In cases where we are using 2M large Transparent Huge Pages, our initial load operation can trigger a read fault which returns a 2M large kernel zero page, but our store operation, triggering a write page fault, only allocates a 4K memory page. If we are pre-warming the full 2M Huge Page, this will trigger a new write fault every 4K, for 512 extra write faults. What is worse is that what should have been a contiguous 2M block of memory has become a non-contiguous collection of 4K pages in physical memory.

Addressing this issue really comes down to two things.

First, for memory warm-up, there is an alternative mechanism that can be used to pre-touch memory. The Linux kernel provides a system call: madvise() to allow the application developer to indicate intentions related to memory, and to give advice to the kernel on how the application will use certain sections of memory.
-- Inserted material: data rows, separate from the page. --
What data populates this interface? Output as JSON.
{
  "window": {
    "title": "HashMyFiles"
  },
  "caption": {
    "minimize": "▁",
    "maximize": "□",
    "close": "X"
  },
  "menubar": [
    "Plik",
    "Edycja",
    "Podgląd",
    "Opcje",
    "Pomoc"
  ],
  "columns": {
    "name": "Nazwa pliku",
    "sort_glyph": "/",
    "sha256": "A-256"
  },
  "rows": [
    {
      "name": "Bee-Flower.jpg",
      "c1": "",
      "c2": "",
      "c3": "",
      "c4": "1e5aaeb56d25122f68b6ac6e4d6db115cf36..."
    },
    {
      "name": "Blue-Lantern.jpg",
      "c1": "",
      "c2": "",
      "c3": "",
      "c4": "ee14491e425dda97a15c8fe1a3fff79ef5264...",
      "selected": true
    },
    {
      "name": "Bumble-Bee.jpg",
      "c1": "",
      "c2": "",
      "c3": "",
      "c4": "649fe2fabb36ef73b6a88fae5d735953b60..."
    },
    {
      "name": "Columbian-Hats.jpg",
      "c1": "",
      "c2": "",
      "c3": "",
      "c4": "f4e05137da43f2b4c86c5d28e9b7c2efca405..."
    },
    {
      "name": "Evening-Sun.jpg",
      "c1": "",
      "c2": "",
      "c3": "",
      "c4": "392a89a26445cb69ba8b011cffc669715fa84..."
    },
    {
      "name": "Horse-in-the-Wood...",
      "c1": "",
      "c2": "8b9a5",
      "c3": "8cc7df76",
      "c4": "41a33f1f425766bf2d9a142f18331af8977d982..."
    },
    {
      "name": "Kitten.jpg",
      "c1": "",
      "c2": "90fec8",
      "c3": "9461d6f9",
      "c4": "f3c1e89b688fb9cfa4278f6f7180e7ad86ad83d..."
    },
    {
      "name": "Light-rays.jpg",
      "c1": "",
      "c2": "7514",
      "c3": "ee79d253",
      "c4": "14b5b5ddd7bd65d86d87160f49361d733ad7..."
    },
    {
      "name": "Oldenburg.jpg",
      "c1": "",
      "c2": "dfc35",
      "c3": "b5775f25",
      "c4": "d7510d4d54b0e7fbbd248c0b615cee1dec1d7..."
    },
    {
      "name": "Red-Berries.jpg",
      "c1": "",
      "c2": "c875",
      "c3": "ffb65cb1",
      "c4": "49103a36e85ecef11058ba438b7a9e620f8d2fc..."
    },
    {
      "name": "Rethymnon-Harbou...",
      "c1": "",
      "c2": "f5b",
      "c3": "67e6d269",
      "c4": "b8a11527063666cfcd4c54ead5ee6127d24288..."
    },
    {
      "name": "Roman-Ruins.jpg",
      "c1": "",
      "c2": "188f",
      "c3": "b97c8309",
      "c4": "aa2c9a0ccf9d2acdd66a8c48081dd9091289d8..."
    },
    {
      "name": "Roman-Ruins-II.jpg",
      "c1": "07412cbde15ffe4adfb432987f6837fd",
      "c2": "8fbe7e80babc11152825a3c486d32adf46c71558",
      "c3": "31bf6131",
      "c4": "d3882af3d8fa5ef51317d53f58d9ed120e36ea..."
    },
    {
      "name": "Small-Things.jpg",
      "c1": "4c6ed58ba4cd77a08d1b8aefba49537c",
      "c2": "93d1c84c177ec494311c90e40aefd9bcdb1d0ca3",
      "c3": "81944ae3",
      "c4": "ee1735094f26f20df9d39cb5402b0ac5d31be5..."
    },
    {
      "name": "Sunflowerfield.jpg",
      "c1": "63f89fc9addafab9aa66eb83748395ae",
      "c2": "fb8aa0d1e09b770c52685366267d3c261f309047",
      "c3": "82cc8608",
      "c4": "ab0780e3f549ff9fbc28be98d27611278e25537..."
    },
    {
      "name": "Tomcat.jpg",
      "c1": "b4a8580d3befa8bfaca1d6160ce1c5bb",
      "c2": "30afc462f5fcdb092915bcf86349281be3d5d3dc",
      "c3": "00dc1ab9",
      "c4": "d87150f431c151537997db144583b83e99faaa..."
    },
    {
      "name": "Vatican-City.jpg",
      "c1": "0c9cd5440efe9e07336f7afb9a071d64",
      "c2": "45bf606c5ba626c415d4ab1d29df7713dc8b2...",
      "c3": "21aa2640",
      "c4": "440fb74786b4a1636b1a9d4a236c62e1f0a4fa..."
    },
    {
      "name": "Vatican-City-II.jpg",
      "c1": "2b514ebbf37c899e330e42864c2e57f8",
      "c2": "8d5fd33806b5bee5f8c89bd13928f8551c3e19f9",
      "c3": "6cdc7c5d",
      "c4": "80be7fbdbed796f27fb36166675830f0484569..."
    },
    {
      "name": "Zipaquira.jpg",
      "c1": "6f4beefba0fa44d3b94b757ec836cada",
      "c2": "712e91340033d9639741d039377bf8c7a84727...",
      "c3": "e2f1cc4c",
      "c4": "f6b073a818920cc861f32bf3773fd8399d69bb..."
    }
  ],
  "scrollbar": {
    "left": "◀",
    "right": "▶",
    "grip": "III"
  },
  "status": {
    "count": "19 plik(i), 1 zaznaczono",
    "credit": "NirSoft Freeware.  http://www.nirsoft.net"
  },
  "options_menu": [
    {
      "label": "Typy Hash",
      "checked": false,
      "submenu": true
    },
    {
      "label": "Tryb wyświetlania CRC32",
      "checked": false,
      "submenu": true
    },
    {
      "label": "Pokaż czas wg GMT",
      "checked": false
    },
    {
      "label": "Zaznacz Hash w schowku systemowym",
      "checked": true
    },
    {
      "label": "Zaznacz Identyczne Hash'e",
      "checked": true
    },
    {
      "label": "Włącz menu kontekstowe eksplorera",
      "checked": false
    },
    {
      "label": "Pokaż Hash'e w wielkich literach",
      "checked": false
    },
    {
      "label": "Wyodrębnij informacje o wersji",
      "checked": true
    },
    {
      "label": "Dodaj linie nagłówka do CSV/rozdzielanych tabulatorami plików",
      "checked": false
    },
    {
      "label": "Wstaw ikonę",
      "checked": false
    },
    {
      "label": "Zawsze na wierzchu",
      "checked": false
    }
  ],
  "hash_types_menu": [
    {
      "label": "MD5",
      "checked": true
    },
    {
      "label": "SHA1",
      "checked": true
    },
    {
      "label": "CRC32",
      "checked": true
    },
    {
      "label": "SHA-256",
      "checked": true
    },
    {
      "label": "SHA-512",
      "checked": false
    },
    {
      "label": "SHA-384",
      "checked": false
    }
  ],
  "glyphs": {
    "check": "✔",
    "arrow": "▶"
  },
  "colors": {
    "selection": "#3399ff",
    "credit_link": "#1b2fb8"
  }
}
This enables the kernel to proactively use appropriate caching or read-ahead techniques to improve performance. In the case of the issue, we discovered while starting the JVM with –XX:+UseTransparentHugePages –CC:+AlwaysPreTouch, which started us on this journey, we updated the behaviour of the JVM to call madvise(addr, len, MADV_POPULATE_WRITE) to indicate to the kernel that we intend to write to this area of memory. This avoids the interaction of atomic instructions and memory warm-up altogether. However, the ability to indicate MADV_POPULATE_WRITE to madvise was only added in Linux kernel 5.14, so for older versions of Linux, this is not an option.

Second, we are working with the Linux kernel community to ensure that when we are using THP, that a write fault on a huge zero page allocates a huge page in memory. While this issue is not yet completely resolved, the Linux kernel community is working on a patch, and we expect the issue to be fixed soon.

For regular pages, the Linux kernel will continue to trigger two page faults with atomic addition instructions, by virtue of how these instructions are implemented in ARM. We believe that atomic “Read-Modify-Write" instructions should only generate one write fault, which would improve performance for these operations. We are still discussing in the kernel community the right way to accomplish this change. In our tests, making such a change halved the number of page faults during a “memory warm-up" benchmark, and reduced the time for the operation by 60% on a virtual machine running on an Ampere Altra CPU.